Sierra Taylor, Managing Editor
When writing a thesis, many graduate students have difficulty with condensing their years of research, literature and analysis into a well-constructed paper. Explaining such extensive material in fewer than three minutes might seem nearly impossible to many students, but a campus event seeks to change this perception.
On Monday, Nov. 2 from 6 -9 p.m. TWU students will have an opportunity to participate in a Three Minute Thesis competition, hosted by the Pioneer Center for Student Excellence.
In a recent interview with The Lasso, Coordinator for Learning Success Programs, Theresa Lindsay said: “The Three Minute Thesis contest is a research communication competition to challenge master and doctoral students to present compelling oration on their thesis or dissertation topic in just three minutes.”
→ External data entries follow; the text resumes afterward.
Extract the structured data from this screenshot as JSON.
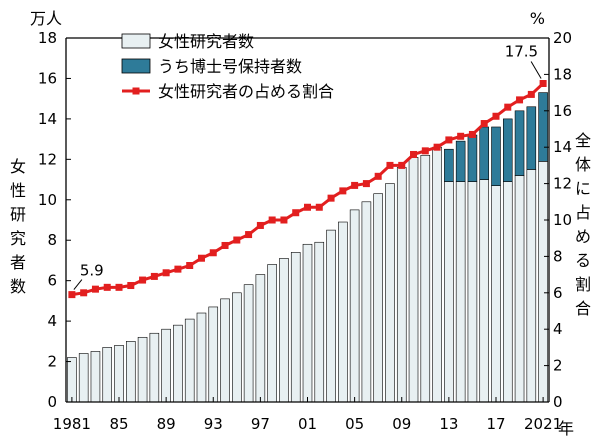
{
  "chart_data": {
    "type": "bar+line",
    "left_unit": "万人",
    "right_unit": "%",
    "x_unit": "年",
    "left_axis_title": [
      "女",
      "性",
      "研",
      "究",
      "者",
      "数"
    ],
    "right_axis_title": [
      "全",
      "体",
      "に",
      "占",
      "め",
      "る",
      "割",
      "合"
    ],
    "left_ylim": [
      0,
      18
    ],
    "left_ticks": [
      "0",
      "2",
      "4",
      "6",
      "8",
      "10",
      "12",
      "14",
      "16",
      "18"
    ],
    "right_ylim": [
      0,
      20
    ],
    "right_ticks": [
      "0",
      "2",
      "4",
      "6",
      "8",
      "10",
      "12",
      "14",
      "16",
      "18",
      "20"
    ],
    "x_tick_labels": [
      "1981",
      "85",
      "89",
      "93",
      "97",
      "01",
      "05",
      "09",
      "13",
      "17",
      "2021"
    ],
    "x_tick_years": [
      1981,
      1985,
      1989,
      1993,
      1997,
      2001,
      2005,
      2009,
      2013,
      2017,
      2021
    ],
    "years": [
      1981,
      1982,
      1983,
      1984,
      1985,
      1986,
      1987,
      1988,
      1989,
      1990,
      1991,
      1992,
      1993,
      1994,
      1995,
      1996,
      1997,
      1998,
      1999,
      2000,
      2001,
      2002,
      2003,
      2004,
      2005,
      2006,
      2007,
      2008,
      2009,
      2010,
      2011,
      2012,
      2013,
      2014,
      2015,
      2016,
      2017,
      2018,
      2019,
      2020,
      2021
    ],
    "series": [
      {
        "name": "女性研究者数",
        "kind": "bar",
        "axis": "left",
        "values": [
          2.2,
          2.4,
          2.5,
          2.7,
          2.8,
          3.0,
          3.2,
          3.4,
          3.6,
          3.8,
          4.1,
          4.4,
          4.7,
          5.1,
          5.4,
          5.8,
          6.3,
          6.8,
          7.1,
          7.4,
          7.8,
          7.9,
          8.5,
          8.9,
          9.5,
          9.9,
          10.3,
          10.8,
          11.6,
          12.1,
          12.2,
          12.6,
          12.5,
          12.9,
          13.2,
          13.6,
          13.6,
          14.0,
          14.4,
          14.6,
          15.3
        ]
      },
      {
        "name": "うち博士号保持者数",
        "kind": "bar-segment",
        "axis": "left",
        "values": [
          null,
          null,
          null,
          null,
          null,
          null,
          null,
          null,
          null,
          null,
          null,
          null,
          null,
          null,
          null,
          null,
          null,
          null,
          null,
          null,
          null,
          null,
          null,
          null,
          null,
          null,
          null,
          null,
          null,
          null,
          null,
          null,
          1.6,
          2.0,
          2.3,
          2.6,
          2.9,
          3.1,
          3.2,
          3.1,
          3.4
        ]
      },
      {
        "name": "女性研究者の占める割合",
        "kind": "line",
        "axis": "right",
        "values": [
          5.9,
          6.0,
          6.2,
          6.3,
          6.3,
          6.4,
          6.7,
          6.9,
          7.1,
          7.3,
          7.5,
          7.9,
          8.2,
          8.6,
          8.9,
          9.2,
          9.7,
          10.0,
          10.0,
          10.4,
          10.7,
          10.7,
          11.2,
          11.6,
          11.9,
          12.0,
          12.4,
          13.0,
          13.0,
          13.6,
          13.8,
          14.0,
          14.4,
          14.6,
          14.7,
          15.3,
          15.7,
          16.2,
          16.6,
          16.9,
          17.5
        ]
      }
    ],
    "annotations": [
      {
        "year": 1981,
        "text": "5.9"
      },
      {
        "year": 2021,
        "text": "17.5"
      }
    ],
    "colors": {
      "bar_fill_light": "#e8f0f2",
      "bar_fill_dark": "#2e7b99",
      "bar_stroke": "#000000",
      "line": "#e21f1f",
      "marker": "#e21f1f"
    },
    "legend_position": "top-center",
    "grid": false
  }
}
The first Three Minute Thesis was held at the University of Queensland in 2008, but the competition has since grown and is held at universities throughout the world. During the contest, competitors can use a single static PowerPoint slide. However, students are not allowed the additional use of electronic media or props.
According to Lindsay, the competition provides a valuable opportunity for graduate students to come together, get to know one another and talk about their research.
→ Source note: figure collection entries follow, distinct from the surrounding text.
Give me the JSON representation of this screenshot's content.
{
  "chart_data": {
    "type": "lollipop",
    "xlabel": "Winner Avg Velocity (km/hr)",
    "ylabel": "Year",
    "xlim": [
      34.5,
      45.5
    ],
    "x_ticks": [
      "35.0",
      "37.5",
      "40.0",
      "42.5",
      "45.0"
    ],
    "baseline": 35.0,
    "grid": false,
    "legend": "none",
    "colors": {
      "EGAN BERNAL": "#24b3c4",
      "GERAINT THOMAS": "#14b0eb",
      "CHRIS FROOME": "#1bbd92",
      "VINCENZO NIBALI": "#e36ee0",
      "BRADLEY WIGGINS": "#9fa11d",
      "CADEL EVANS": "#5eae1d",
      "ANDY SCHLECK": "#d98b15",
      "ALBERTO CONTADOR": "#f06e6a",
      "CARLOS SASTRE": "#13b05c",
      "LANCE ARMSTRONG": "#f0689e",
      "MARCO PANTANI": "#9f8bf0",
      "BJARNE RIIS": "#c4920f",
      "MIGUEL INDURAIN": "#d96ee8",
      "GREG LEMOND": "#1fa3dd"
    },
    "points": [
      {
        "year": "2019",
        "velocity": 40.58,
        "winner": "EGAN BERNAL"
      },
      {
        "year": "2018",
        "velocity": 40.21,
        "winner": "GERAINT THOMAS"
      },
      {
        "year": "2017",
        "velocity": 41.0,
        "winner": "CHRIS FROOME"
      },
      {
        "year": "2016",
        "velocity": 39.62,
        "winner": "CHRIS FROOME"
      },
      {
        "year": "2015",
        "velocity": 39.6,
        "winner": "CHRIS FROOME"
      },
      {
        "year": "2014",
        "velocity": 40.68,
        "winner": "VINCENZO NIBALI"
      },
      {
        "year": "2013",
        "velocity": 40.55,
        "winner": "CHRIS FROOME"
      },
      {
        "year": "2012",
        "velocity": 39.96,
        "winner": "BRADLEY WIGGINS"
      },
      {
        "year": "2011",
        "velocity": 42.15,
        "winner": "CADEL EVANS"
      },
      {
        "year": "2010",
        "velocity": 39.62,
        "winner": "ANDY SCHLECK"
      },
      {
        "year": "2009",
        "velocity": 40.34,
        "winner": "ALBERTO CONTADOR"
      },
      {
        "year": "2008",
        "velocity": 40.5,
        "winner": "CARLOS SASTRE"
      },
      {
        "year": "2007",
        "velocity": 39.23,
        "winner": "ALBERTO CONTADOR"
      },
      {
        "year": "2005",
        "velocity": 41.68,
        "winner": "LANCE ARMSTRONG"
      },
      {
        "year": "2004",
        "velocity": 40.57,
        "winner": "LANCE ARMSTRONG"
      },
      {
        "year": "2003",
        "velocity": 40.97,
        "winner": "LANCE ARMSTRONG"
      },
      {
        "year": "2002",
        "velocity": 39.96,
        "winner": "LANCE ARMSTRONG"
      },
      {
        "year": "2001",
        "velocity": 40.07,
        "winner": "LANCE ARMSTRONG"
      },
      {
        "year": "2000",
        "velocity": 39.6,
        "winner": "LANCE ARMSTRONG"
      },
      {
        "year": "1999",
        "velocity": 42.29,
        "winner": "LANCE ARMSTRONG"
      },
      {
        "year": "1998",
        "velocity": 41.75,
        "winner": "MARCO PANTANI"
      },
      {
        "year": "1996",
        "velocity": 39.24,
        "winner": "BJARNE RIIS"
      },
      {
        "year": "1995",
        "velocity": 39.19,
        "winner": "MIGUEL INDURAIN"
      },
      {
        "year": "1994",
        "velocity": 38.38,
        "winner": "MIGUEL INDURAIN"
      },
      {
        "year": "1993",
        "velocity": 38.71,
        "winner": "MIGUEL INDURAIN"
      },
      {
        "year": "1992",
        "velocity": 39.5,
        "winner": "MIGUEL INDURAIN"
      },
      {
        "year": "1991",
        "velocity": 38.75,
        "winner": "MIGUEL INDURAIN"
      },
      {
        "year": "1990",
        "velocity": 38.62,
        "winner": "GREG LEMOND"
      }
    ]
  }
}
Lindsay elaborated: “Participation in the Three Minute Thesis competition develops presentation and research communication skills, while honing graduate students’ ability to effectively explain the breadth and significance of their research to a non-specialist audience.”
Lindsay added that the students are judged on basis of engagement, communication and comprehension for the chance to win a financial prize. Each judge will issue a score and determine first place, which receives a $1,000 prize, and second place, which receives a $500 prize. Additionally, audience members will be able to vote for their favorite presentation, and the People’s Choice will be awarded $200.
Lindsay stated that in addition to participation looking great on students’ curriculum vitae, the competition also gives undergraduate, alumni, industry partners and the community a chance to be exposed to the breadth of research taking place at TWU.